To truly understand how we ended up where we are though, let’s take a brief journey backwards in time.
Before the clock, the most common way of telling time was by a sundial which provided a reader with the “true” solar time. As mechanical clocks became widespread in the 19th Centuray, and so that business within towns could function in a standard fashion, a local mean solar time was set that all mechanical clocks within the area adhered to. However, given the Earth’s non-circular share, the mean solar time can differ up to 15 minutes along the same longitude, while the difference between each degree of geological longitude is 4 minutes from the previous degree at the same latitude.
In 1675 the Royal Observatory was built with the purpose of aiding mariners to determine longitude at sea and the tilt of Earth’s axis. With this construction came Greenwich Mean Time (GMT), the first major step in the standardization of time over a large area. GMT was implemented as a standard reference for cities across England.
As railways and telecommunications popularized the need for standard times progressed.
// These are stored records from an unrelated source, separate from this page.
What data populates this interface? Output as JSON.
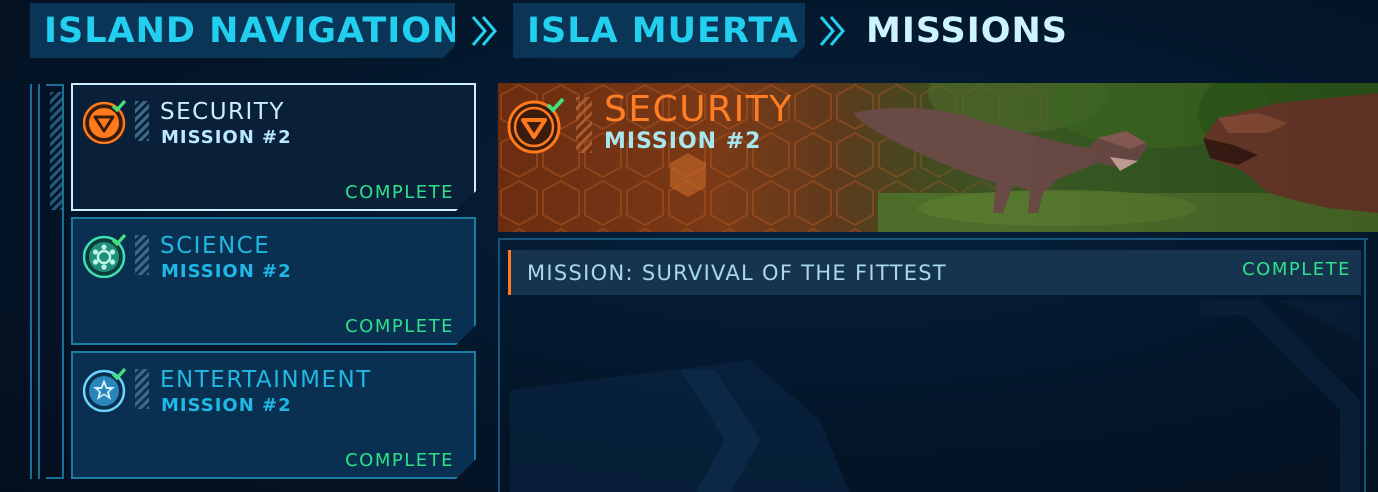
{
  "breadcrumb": {
    "items": [
      "ISLAND NAVIGATION",
      "ISLA MUERTA"
    ],
    "current": "MISSIONS"
  },
  "missions": [
    {
      "category": "SECURITY",
      "mission": "MISSION #2",
      "status": "COMPLETE",
      "icon": "security-icon",
      "color": "#ff7a1e",
      "selected": true
    },
    {
      "category": "SCIENCE",
      "mission": "MISSION #2",
      "status": "COMPLETE",
      "icon": "science-icon",
      "color": "#3fe0b0",
      "selected": false
    },
    {
      "category": "ENTERTAINMENT",
      "mission": "MISSION #2",
      "status": "COMPLETE",
      "icon": "entertainment-icon",
      "color": "#6fd2ff",
      "selected": false
    }
  ],
  "detail": {
    "category": "SECURITY",
    "mission": "MISSION #2",
    "objective": {
      "name": "MISSION: SURVIVAL OF THE FITTEST",
      "status": "COMPLETE"
    }
  },
  "colors": {
    "accent": "#23cfef",
    "security": "#ff7a1e",
    "complete": "#2ee08a",
    "check": "#44e07a"
  }
}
On the 1st of December 1847 Britain rail companies implemented strategies to keep GMT, also known as “railway time,” through the use of portable chronometers. By the 2nd of November 1868, the British colony of New Zealand had officially adopted the use of standard time.
Meanwhile the mid-19th Century was a place of confusion in the USA. Each railway company used a different standard time based upon the local time of their headquarters. Charles F. Dowd proposed the 1-hour standard time zones in 1869, which was never implement. Nor was his idea, proposed in 1870, of four standard time zones ever implemented by the US railways. Instead, the US railways implement William F. Allen’s model, which cared less about terrain and longitude, but made the time zones change at important railroad locations and stations.
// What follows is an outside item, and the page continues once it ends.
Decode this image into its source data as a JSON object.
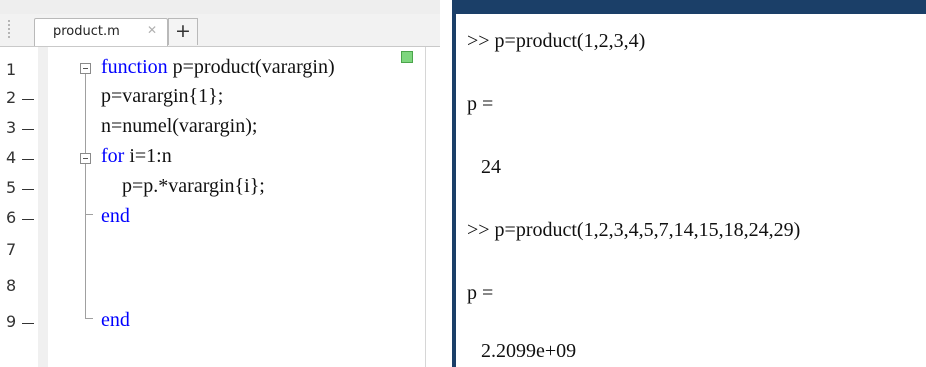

How did we end up with the near-global system of time zones we have today? The first person to propose worldwide time zones was Quirico Filopanti, an Italian mathematician. In his book Miranda!, published in 1858, he discusses the need for 24 hour time zones, which he names “longitudinal days,” along with the proposal of universal time for astronomy and telegraphy. Sadly, his idea received no public notice.
It was Canadian Sir Sandford Fleming, who is credited with the worldwide system of time zones. An idea he proposed in 1879, following his motion, in 1876, for a global 24-hour clock.
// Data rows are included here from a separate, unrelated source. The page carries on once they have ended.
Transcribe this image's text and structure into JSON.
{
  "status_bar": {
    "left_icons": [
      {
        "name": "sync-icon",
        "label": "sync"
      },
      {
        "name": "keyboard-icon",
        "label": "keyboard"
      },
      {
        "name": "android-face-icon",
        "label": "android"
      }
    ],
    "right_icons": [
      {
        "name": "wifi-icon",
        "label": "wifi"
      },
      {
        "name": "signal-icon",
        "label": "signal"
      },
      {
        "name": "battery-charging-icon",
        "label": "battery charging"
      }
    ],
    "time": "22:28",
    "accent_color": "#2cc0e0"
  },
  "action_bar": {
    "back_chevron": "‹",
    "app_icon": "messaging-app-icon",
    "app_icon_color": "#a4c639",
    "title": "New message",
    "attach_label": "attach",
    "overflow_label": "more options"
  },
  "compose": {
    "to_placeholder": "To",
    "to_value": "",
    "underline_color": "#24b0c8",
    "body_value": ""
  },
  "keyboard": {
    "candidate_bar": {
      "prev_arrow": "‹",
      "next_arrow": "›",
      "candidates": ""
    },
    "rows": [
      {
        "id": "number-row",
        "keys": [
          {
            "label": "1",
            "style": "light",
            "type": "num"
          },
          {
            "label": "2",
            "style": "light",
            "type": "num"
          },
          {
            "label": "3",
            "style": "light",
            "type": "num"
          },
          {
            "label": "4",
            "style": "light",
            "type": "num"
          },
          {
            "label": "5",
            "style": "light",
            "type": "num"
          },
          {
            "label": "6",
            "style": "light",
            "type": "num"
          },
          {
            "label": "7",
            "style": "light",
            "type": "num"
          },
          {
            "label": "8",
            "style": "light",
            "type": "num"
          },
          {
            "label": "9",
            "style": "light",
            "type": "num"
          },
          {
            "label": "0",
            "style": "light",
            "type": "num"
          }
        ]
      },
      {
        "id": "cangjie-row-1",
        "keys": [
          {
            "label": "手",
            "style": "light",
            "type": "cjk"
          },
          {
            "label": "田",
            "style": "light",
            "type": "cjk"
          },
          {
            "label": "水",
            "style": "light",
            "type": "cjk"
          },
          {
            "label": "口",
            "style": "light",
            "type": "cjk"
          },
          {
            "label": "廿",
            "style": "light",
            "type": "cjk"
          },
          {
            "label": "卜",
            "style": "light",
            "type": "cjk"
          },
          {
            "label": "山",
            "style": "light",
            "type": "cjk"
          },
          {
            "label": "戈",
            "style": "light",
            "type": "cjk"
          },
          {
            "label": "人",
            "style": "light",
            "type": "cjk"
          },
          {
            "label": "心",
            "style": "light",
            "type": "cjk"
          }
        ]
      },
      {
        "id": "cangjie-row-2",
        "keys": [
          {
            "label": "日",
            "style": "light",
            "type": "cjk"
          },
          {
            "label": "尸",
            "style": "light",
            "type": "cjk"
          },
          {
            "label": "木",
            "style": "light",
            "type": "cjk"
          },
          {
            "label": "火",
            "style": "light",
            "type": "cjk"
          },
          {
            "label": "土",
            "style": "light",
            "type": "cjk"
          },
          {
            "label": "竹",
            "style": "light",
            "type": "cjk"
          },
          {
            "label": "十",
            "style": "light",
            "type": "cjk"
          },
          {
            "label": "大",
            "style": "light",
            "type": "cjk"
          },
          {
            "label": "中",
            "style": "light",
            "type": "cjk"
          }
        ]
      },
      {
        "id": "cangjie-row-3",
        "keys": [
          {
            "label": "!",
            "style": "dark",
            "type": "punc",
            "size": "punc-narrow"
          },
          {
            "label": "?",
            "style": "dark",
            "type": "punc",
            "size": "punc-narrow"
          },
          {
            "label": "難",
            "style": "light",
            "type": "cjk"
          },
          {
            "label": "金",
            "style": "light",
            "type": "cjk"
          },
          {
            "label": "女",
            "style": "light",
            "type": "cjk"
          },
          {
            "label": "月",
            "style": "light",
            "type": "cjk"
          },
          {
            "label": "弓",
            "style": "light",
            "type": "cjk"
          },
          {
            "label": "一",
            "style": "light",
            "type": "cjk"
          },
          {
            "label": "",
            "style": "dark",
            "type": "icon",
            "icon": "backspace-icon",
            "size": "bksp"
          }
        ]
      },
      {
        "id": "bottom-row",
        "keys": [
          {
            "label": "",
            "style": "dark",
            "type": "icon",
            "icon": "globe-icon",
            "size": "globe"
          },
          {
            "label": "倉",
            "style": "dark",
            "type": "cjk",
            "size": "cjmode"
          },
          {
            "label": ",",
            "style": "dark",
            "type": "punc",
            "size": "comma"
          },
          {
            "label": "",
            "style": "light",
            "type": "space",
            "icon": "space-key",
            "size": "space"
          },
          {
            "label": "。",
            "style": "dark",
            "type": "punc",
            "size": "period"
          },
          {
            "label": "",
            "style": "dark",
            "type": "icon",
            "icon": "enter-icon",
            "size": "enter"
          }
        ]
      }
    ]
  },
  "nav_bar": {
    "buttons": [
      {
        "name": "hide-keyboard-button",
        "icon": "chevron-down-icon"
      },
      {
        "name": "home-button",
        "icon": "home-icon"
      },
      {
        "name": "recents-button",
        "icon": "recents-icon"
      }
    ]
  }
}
“The International Meridian Conference at Washington DC, USA, adopted a proposal in October 1884. The proposal stated that the prime meridian for longitude and timekeeping should be one that passes through the centre of the transit instrument at the Greenwich Observatory in the United Kingdom (UK). The conference therefore established the Greenwich Meridian as the prime meridian and Greenwich Mean Time (GMT) as the world’s time standard.”1
With England at the forefront of shipping, trading, and travel, it is important to note the countries’ significance and role in the creation of a standardized system. From the construction of the Royal Observatory in 1675 to the International Meridian Conference in 1884, England continued to have more ships traversing the oceans than all other countries combined. The British Nautical Almanac had also been producing charts based on GMT since 1767. It is because of these facts that Britain became the center of time – literally.
Since the International Meridian Conference of 1884, most countries have adopted a standard hourly time zones. Though not all!
Of course, there are rebel countries, which include: Newfoundland, India, Iran, Afghanistan, Venezuela, Burma, Marquesas, and part of Australia that use half-hour deviations, while Nepal runs on a 45 minute deviation. Since 1949, when China dismantled their system of five time zones, they have only had a single time zone (imagine how varied those hours of day light are!). Another large Asian country with a single time zone is India.